Have you ever heard a grown up say “I’d completely forgotten about that!” and then share a story from some long-forgotten memory? While most of us can remember all sorts of things from our own life history it sometimes takes a particular cue for us to suddenly recall something that we’d not thought about for years or even decades. 

As we go through life we add more and more memories to our own personal library, but those memories aren’t neatly organised like books on a shelf. For example, can you remember what you were doing on Thursday 20th September 2018 (or can you think of a way that would help you find out)? You’re more likely to be able to remember what you were doing on the last Tuesday in December 2018 (but only because it was Christmas Day!). You might not spontaneously recall a particular toy from your childhood but if someone were to put it in your hands the memories about how you played with it might come flooding back.

Accessing old memories

In Alzheimer’s Disease (a type of dementia) people find it harder to form new memories or retain more recent information which can make daily life difficult and bewildering and they may lose their self-confidence. Their older memories, the ones that were made when they were younger, are often less affected however. The memories are still there but might need drawing out with a prompt, to help bring them to the surface.

Perhaps a newspaper advert will jog your memory in years to come… Image by G.C. from Pixabay

An EPSRC-funded project at Heriot-Watt University in Scotland is developing a tablet-based ‘story facilitator’ agent (a software program designed to adapt its response to human interaction) which contains artificial intelligence to help people with Alzheimer’s disease and their carers. The device, called ‘AMPER’*, could improve wellbeing and a sense of self in people with dementia by helping them to uncover their ‘autobiographical memories’, about their own life and experiences – and also help their carers remember them ‘before the disease’.

Our ‘reminiscence bump’

We form some of our most important memories between our teenage years and early adulthood – we start to develop our own interests in music and the subjects that we like studying, we might experience first loves, perhaps going to university, starting a career and maybe a family. We also all live through a particular period of time where we’re each experiencing the same world events as others of the same age, and those experiences are fitted into our ‘memory banks’ too. If someone was born in the 1950s then their ‘reminiscence bump’ will be events from the 1970s and 1980s – those memories are usually more available and therefore people affected by Alzheimer’s disease would be able to access them until more advanced stages of the disease process. Big important things that, when we’re older, we’ll remember more easily if prompted.
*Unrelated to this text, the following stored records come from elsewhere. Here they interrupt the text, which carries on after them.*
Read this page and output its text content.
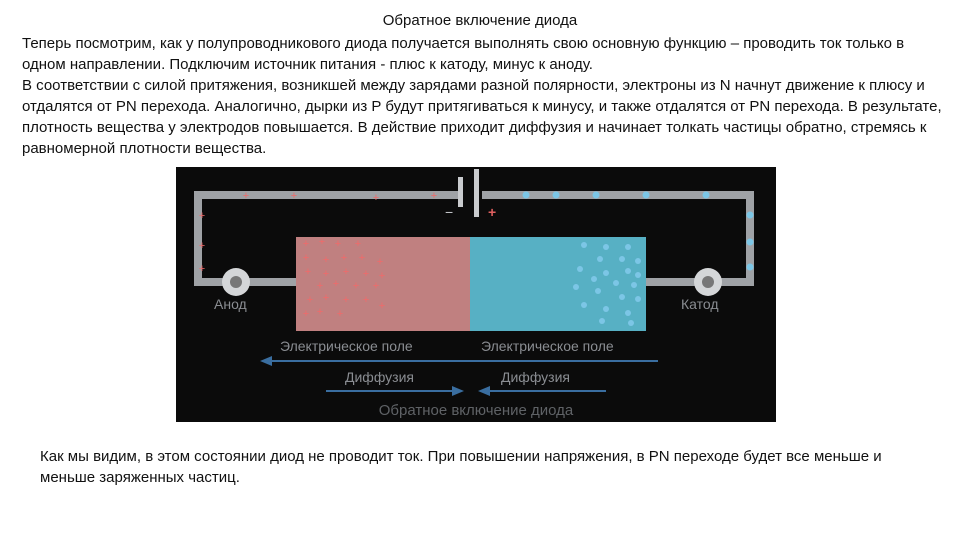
Обратное включение диода

Теперь посмотрим, как у полупроводникового диода получается выполнять свою основную функцию – проводить ток только в одном направлении. Подключим источник питания - плюс к катоду, минус к аноду.

В соответствии с силой притяжения, возникшей между зарядами разной полярности, электроны из N начнут движение к плюсу и отдалятся от PN перехода. Аналогично, дырки из P будут притягиваться к минусу, и также отдалятся от PN перехода. В результате, плотность вещества у электродов повышается. В действие приходит диффузия и начинает толкать частицы обратно, стремясь к равномерной плотности вещества.

− +
+
+
+
+	+	+	+
+ + + +
+ + + + +
+ + + +
+ + + +
+ + + +
+ +
+
+
+
Анод	Катод
Электрическое поле	Электрическое поле
Диффузия	Диффузия
Обратное включение диода

Как мы видим, в этом состоянии диод не проводит ток. При повышении напряжения, в PN переходе будет все меньше и меньше заряженных частиц.
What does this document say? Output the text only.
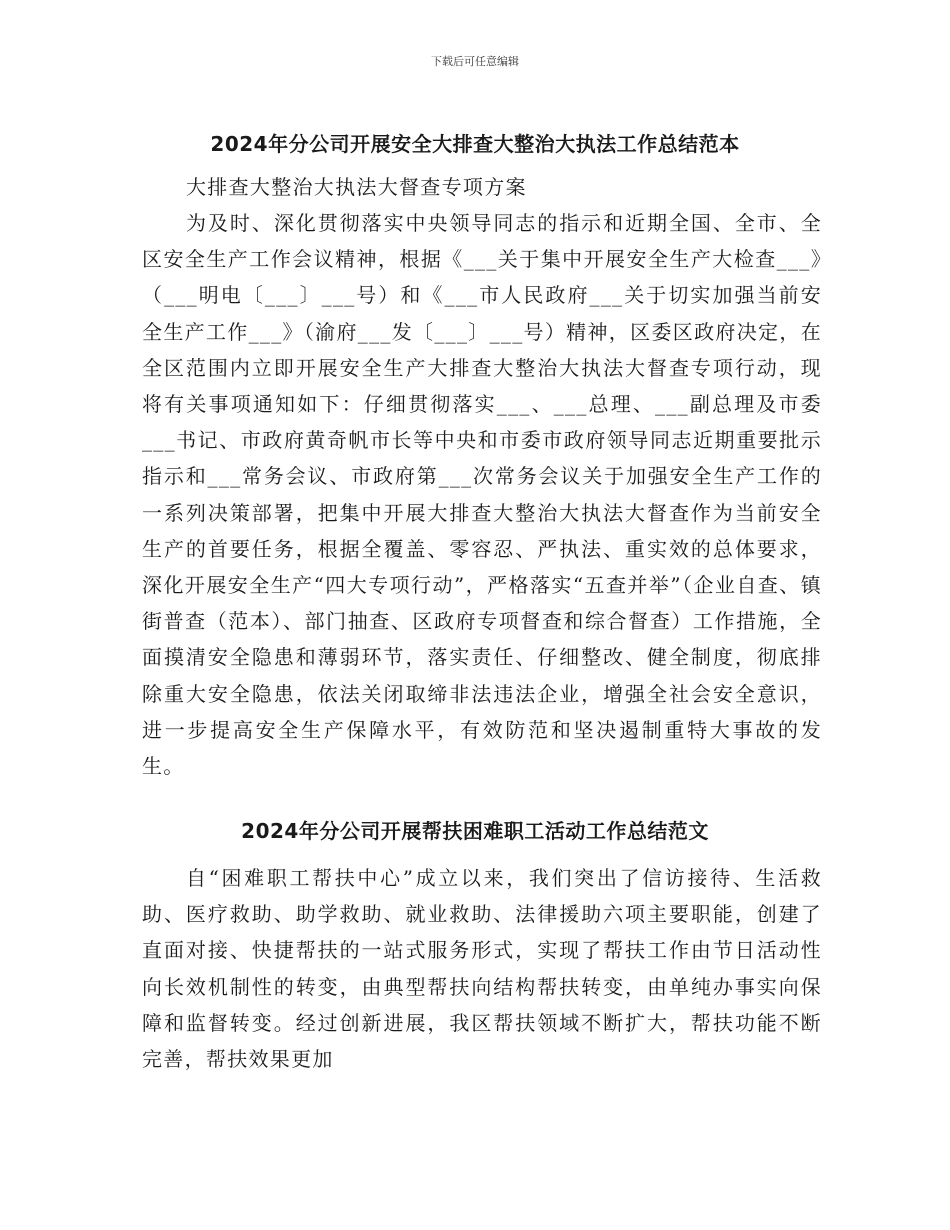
下载后可任意编辑
2024年分公司开展安全大排查大整治大执法工作总结范本

大排查大整治大执法大督查专项方案

为及时、深化贯彻落实中央领导同志的指示和近期全国、全市、全区安全生产工作会议精神，根据《___关于集中开展安全生产大检查___》（___明电〔___〕___号）和《___市人民政府___关于切实加强当前安全生产工作___》（渝府___发〔___〕___号）精神，区委区政府决定，在全区范围内立即开展安全生产大排查大整治大执法大督查专项行动，现将有关事项通知如下：仔细贯彻落实___、___总理、___副总理及市委___书记、市政府黄奇帆市长等中央和市委市政府领导同志近期重要批示指示和___常务会议、市政府第___次常务会议关于加强安全生产工作的一系列决策部署，把集中开展大排查大整治大执法大督查作为当前安全生产的首要任务，根据全覆盖、零容忍、严执法、重实效的总体要求，深化开展安全生产“四大专项行动”，严格落实“五查并举”（企业自查、镇街普查（范本）、部门抽查、区政府专项督查和综合督查）工作措施，全面摸清安全隐患和薄弱环节，落实责任、仔细整改、健全制度，彻底排除重大安全隐患，依法关闭取缔非法违法企业，增强全社会安全意识，进一步提高安全生产保障水平，有效防范和坚决遏制重特大事故的发生。

2024年分公司开展帮扶困难职工活动工作总结范文

自“困难职工帮扶中心”成立以来，我们突出了信访接待、生活救助、医疗救助、助学救助、就业救助、法律援助六项主要职能，创建了直面对接、快捷帮扶的一站式服务形式，实现了帮扶工作由节日活动性向长效机制性的转变，由典型帮扶向结构帮扶转变，由单纯办事实向保障和监督转变。经过创新进展，我区帮扶领域不断扩大，帮扶功能不断完善，帮扶效果更加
In years to come you might remember fun nights out with friends.
Image by ericbarns from Pixabay

Talking and reminiscing about past life events can help people with dementia by reinforcing their self-identity, and increasing their ability to communicate – at a time when they might otherwise feel rather lost and distressed. 

AMPER will explore the potential for AI to help access an individual’s personal memories residing in the still viable regions of the brain by creating natural, relatable stories. These will be tailored to their unique life experiences, age, social context and changing needs to encourage reminiscing.”

Dr Mei Yii Lim, who came up with the idea for AMPER(3).

Saving your preferences

AMPER comes pre-loaded with publicly available information (such as photographs, news clippings or videos) about world events that would be familiar to an older person. It’s also given information about the person’s likes and interests. It offers examples of these as suggested discussion prompts and the person with Alzheimer’s disease can decide with their carer what they might want to explore and talk about. Here comes the clever bit – AMPER also contains an AI feature that lets it adapt to the person with dementia. If the person selects certain things to talk about instead of others then in future the AI can suggest more things that are related to their preferences over less preferred things. Each choice the person with dementia makes now reinforces what the AI will show them in future. That might include preferences for watching a video or looking at photos over reading something, and the AI can adjust to shorter attention spans if necessary. 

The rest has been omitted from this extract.